[Bug fortran/34230] Expressions of parameters evaluated with too high precision

fxcoudert at gcc dot gnu dot org gcc-bugzilla@gcc.gnu.org
Wed Nov 28 19:24:00 GMT 2007



------- Comment #8 from fxcoudert at gcc dot gnu dot org  2007-11-28 19:23 -------
(In reply to comment #7)
> a) Do other compilers have an equivalent to -fno-range-check?

Most compilers have a behaviour similar to -fno-range-check by default, only
warning about range problems (Intel, Sun, g95 and Portland). On the example of
this testcase, all report x and y as infinities.

> b) The Fortran 95 standard is silent with respect to IEEE-754,
>    and the Fortran 2003 standard only considers IEEE-754 through
>    the explicit use of an intrinsic module.

As I said: our current behaviour is standard-conforming, and -fno-range-check
is asking to drop some of the standard constraints. What we do then is outside
the scope of the standard, so we need to do something reasonable, and probably
follow a principle of least surprise.

> c) Are you suggesting that -ffpe-trap=invalid,overflow,zero should be
>    the default runtime behavior (to match gfortran's default 
>    -frange-check behavior)?

I am not, and don't see where I would imply such a thing. Trapping is widely
different: it means throwing a FPE signal on certain floating-point exceptions.

> If you want to be pedantic, this code is invalid
>    real, parameter :: y = exp(log(huge(y))+20)

I do agree. That's what -fno-range-check is about: compile invalid code in
cases where the community is not expecting bugs. In the end, I hope we win and
noone writes invalid code. For now... well, lots of people and existing codes
rely on such practice.

> unless you're claiming +Inf is in the range of values representable by
> a real

No, I'm not. That would be stretching a bit far!

> If +Inf is a representable value, you need to go fix the IO subsystem
> to read +Inf (and NaN).

Well, I happen to think that this would be a nice thing to do at some point.
That's an extension to the standard, of course, but that would be, IMHO, a
interesting one.

> You'll also need to fix modules to properly handle +Inf and NaN.

I wasn't aware of that one, but it is understandable.
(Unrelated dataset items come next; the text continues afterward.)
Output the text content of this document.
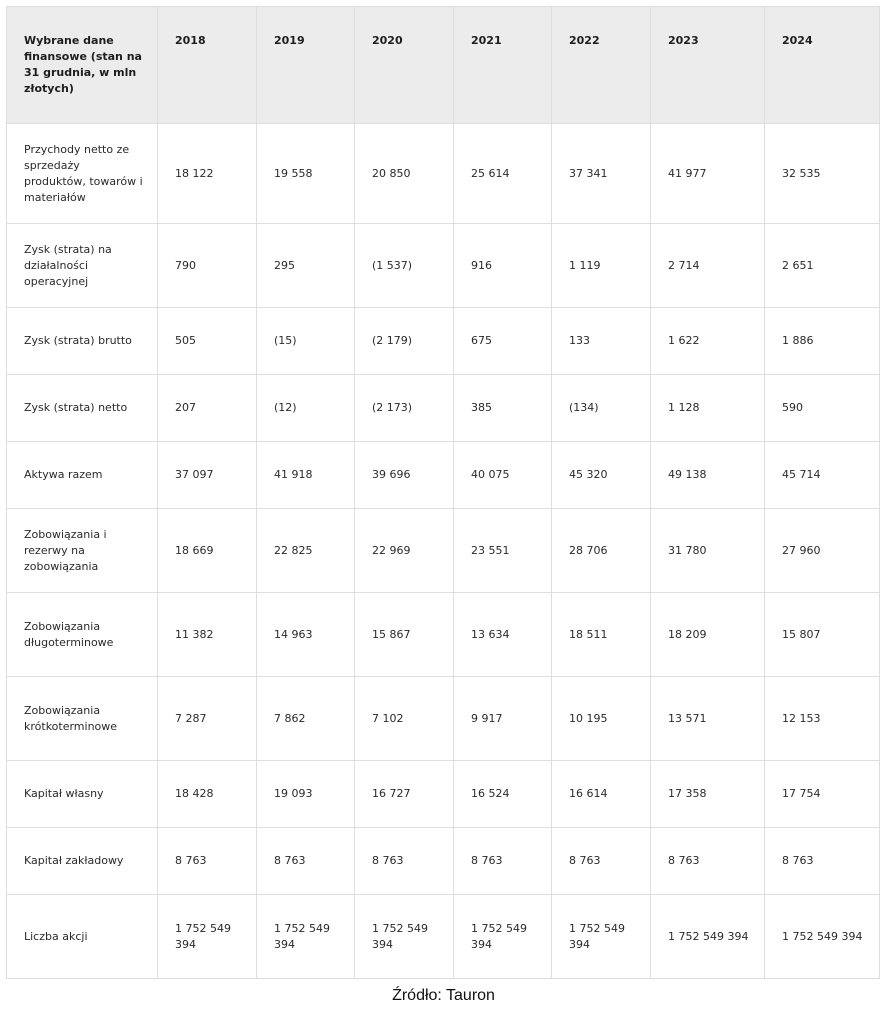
Wybrane dane finansowe (stan na 31 grudnia, w mln złotych)	2018	2019	2020	2021	2022	2023	2024
Przychody netto ze sprzedaży produktów, towarów i materiałów	18 122	19 558	20 850	25 614	37 341	41 977	32 535
Zysk (strata) na działalności operacyjnej	790	295	(1 537)	916	1 119	2 714	2 651
Zysk (strata) brutto	505	(15)	(2 179)	675	133	1 622	1 886
Zysk (strata) netto	207	(12)	(2 173)	385	(134)	1 128	590
Aktywa razem	37 097	41 918	39 696	40 075	45 320	49 138	45 714
Zobowiązania i rezerwy na zobowiązania	18 669	22 825	22 969	23 551	28 706	31 780	27 960
Zobowiązania długoterminowe	11 382	14 963	15 867	13 634	18 511	18 209	15 807
Zobowiązania krótkoterminowe	7 287	7 862	7 102	9 917	10 195	13 571	12 153
Kapitał własny	18 428	19 093	16 727	16 524	16 614	17 358	17 754
Kapitał zakładowy	8 763	8 763	8 763	8 763	8 763	8 763	8 763
Liczba akcji	1 752 549 394	1 752 549 394	1 752 549 394	1 752 549 394	1 752 549 394	1 752 549 394	1 752 549 394
Źródło: Tauron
I think that it would
indeed be nice to change that behaviour.


To sum up my point of view: -fno-range-check is about accepting code which is,
strictly speaking, invalid. It is thus an extension and we should be guided by
a) what other compilers do, b) consistency, c) least surprise. Moreover, I
don't think changing that behaviour would hurt maintainability much (but I
might be wrong; we'll know when someone starts working on it).